Defense, Space, and Deep Tech Lead the Week
Calendar week 29 was a strong one for European deep tech, with several high-profile funding rounds and corporate moves spanning defense AI, satellite hardware, and industrial automation.
Helsing, the Munich-based defense AI company, continued its run as one of Europe's most closely watched dual-use technology firms. The company has been building AI systems for military applications — including air combat and signals intelligence — and remains a bellwether for how European governments are engaging with private AI suppliers in the defense sector.
SWISSto12, the Swiss satellite manufacturer known for its 3D-printed radio frequency hardware and complete satellite platforms, also featured prominently. The company has been scaling its HummingSat small satellite product line and remains one of the few European players capable of competing on both hardware quality and turnaround time.
B2B and Vertical SaaS Activity
Several vertical software plays made news this week:
- microagi — an AI agent infrastructure startup — reflected the broader market surge in agentic AI tooling, where founders are betting that the next wave of enterprise software will be built on autonomous, task-completing agents rather than static copilots.
- Project Q and Skalar represent the continued push into automation and intelligent process management, areas attracting significant capital as enterprises look to reduce operational headcount costs.
- Sodex and MAIA both made the week's list, signaling activity in operational software and AI-assisted management tooling.
HR, Care, and Consumer
Pflegia, the German recruiting platform focused on the nursing and care sector, has been addressing one of Germany's most acute structural labor shortages. The care sector faces a deficit of hundreds of thousands of qualified workers, and platforms that can efficiently match facilities with staff are increasingly valuable — not just commercially, but politically.
refyne, another HR-adjacent player, also featured in the week's activity. The broader HR tech vertical continues to attract investment as companies look for leverage in tight labor markets.
M&A and Strategic Moves
Two notable consolidation stories stood out:
- Apryse acquired PDF Tools, strengthening its position as a document processing and developer SDK platform. PDF infrastructure is a surprisingly competitive space, with Apryse going up against Adobe's developer tools and a range of open-source alternatives.

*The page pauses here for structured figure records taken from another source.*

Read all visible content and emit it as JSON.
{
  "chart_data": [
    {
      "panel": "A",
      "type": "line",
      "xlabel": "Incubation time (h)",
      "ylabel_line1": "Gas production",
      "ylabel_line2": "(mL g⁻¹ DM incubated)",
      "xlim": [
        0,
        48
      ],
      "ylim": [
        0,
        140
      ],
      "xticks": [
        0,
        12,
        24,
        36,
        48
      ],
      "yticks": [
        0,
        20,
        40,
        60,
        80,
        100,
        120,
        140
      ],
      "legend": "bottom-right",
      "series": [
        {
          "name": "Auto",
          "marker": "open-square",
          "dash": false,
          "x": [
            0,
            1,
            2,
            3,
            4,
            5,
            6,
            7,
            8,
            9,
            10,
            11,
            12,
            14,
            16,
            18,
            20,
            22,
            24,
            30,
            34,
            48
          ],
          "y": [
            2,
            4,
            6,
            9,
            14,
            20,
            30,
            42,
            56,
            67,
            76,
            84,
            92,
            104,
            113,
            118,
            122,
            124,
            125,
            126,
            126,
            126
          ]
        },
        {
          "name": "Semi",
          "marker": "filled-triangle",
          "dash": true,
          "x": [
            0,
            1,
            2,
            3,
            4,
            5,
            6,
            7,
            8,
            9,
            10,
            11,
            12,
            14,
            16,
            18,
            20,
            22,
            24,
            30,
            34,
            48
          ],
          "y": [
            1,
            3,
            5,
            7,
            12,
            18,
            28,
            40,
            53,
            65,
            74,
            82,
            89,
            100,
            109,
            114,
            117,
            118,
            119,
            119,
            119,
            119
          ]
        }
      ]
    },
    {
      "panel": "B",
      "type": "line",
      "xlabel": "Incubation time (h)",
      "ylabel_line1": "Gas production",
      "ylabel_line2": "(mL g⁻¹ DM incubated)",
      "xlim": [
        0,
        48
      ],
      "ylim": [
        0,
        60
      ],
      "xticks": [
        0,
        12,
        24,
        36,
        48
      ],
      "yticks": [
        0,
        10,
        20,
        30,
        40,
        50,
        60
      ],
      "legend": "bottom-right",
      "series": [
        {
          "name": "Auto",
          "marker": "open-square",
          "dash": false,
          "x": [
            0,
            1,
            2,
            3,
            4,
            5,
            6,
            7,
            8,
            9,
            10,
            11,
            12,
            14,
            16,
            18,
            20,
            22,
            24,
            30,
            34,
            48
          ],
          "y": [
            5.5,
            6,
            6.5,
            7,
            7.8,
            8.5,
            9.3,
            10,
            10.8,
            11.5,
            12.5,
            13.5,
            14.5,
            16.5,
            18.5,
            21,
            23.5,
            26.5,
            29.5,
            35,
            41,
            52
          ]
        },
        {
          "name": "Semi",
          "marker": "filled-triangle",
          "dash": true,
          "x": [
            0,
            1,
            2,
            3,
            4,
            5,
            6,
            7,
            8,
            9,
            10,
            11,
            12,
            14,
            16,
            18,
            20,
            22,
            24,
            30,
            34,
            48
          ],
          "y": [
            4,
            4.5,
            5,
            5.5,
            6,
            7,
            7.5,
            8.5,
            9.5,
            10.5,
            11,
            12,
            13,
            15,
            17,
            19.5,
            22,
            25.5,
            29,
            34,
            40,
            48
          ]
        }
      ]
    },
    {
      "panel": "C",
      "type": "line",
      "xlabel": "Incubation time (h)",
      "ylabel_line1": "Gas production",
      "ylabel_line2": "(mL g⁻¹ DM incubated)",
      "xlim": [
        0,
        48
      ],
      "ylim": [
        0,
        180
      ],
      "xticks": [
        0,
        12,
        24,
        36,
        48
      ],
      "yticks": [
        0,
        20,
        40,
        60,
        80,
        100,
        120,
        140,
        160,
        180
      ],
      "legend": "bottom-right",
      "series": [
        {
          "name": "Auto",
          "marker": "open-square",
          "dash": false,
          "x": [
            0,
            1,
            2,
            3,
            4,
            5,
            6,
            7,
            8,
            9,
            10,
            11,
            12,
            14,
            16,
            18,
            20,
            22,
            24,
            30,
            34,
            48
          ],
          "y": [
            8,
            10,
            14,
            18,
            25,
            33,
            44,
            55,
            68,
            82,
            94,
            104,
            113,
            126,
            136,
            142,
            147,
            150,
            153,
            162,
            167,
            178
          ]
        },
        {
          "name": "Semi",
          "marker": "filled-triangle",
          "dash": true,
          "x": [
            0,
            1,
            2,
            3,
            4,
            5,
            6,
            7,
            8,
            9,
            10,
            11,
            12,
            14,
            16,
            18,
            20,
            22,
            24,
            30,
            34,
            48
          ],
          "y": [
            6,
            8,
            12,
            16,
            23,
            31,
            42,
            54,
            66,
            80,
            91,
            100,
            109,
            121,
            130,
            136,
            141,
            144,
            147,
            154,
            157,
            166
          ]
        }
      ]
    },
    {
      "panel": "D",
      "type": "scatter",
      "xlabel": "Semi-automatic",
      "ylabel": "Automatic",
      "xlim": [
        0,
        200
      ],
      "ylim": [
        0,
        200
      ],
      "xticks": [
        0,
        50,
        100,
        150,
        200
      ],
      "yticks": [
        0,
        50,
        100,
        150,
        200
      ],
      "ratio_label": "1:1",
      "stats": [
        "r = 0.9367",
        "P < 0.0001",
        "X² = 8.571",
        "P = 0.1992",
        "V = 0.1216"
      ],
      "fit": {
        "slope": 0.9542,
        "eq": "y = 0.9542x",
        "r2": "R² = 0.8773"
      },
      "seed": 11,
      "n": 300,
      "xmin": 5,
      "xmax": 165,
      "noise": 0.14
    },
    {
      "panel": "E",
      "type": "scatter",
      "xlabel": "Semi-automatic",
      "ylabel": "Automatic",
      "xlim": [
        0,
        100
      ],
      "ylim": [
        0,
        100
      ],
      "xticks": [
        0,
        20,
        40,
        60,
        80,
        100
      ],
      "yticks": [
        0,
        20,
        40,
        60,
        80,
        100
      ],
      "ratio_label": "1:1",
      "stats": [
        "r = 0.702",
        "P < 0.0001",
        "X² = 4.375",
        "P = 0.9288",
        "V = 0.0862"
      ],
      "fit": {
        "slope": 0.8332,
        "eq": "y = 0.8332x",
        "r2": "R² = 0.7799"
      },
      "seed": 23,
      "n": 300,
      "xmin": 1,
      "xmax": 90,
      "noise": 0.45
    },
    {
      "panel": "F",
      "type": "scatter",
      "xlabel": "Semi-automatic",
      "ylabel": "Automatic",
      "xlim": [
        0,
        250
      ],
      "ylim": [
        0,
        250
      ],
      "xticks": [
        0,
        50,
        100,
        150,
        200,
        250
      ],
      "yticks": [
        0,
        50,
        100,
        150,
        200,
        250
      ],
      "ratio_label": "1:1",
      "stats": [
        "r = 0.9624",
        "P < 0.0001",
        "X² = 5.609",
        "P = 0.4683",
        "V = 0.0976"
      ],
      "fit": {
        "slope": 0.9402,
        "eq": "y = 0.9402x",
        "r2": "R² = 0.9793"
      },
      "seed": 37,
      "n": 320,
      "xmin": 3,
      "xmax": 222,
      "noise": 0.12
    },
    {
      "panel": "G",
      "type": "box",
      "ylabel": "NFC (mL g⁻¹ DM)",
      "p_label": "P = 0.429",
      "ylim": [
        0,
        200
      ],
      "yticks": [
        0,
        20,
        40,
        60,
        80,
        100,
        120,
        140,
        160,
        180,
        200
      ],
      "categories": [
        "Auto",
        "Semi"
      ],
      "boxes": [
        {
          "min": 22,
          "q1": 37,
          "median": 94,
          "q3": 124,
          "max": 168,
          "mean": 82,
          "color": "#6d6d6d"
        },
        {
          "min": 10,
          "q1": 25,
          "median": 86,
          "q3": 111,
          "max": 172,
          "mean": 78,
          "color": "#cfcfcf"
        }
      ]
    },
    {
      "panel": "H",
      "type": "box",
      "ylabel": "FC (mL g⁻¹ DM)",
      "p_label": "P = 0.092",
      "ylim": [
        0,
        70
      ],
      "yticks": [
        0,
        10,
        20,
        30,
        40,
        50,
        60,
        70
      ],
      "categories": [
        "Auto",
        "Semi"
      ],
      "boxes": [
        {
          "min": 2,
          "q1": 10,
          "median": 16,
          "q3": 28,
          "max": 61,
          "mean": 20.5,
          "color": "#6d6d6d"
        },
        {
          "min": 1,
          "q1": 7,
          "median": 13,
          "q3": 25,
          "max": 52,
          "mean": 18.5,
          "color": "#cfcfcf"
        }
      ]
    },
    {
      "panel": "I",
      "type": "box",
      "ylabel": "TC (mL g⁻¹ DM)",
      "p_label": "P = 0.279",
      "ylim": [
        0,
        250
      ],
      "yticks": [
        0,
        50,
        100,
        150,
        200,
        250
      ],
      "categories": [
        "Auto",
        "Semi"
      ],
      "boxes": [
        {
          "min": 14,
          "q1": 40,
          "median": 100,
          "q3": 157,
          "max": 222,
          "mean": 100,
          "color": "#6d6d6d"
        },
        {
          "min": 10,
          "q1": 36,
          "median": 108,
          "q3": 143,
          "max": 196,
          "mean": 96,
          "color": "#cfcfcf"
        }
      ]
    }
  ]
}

- Omio acquired Rail Europe, a significant move for the European ground travel aggregator. Combining Omio's consumer-facing multi-modal travel search with Rail Europe's established rail ticketing distribution gives the merged entity real scale — and potential leverage with rail operators across the continent.
Job Market Intelligence
Adzuna acquired Joblift, a German job search engine. Adzuna, the UK-based job search platform backed by significant venture capital, has been expanding its European footprint through acquisition. Joblift had built a solid product in the German-speaking market, and its absorption into Adzuna's network consolidates what has been a fragmented job aggregator landscape in DACH.
What This Week Signals
A few themes stand out from week 29:
- Defense AI is no longer a niche — Helsing's continued prominence reflects a structural shift in how European governments and VCs view dual-use technology.
- Consolidation is accelerating in document tech, travel, and job search — markets that initially fragmented during the last decade of VC abundance are now tightening.
- Vertical labor platforms — especially in healthcare and care — remain high-priority investment targets in Germany, where demographic pressure is most acute.
For founders, the week underscores that infrastructure-layer bets (AI agents, document processing, satellite hardware) and regulated-sector platforms (defense, care) are where the serious capital is flowing in mid-2026.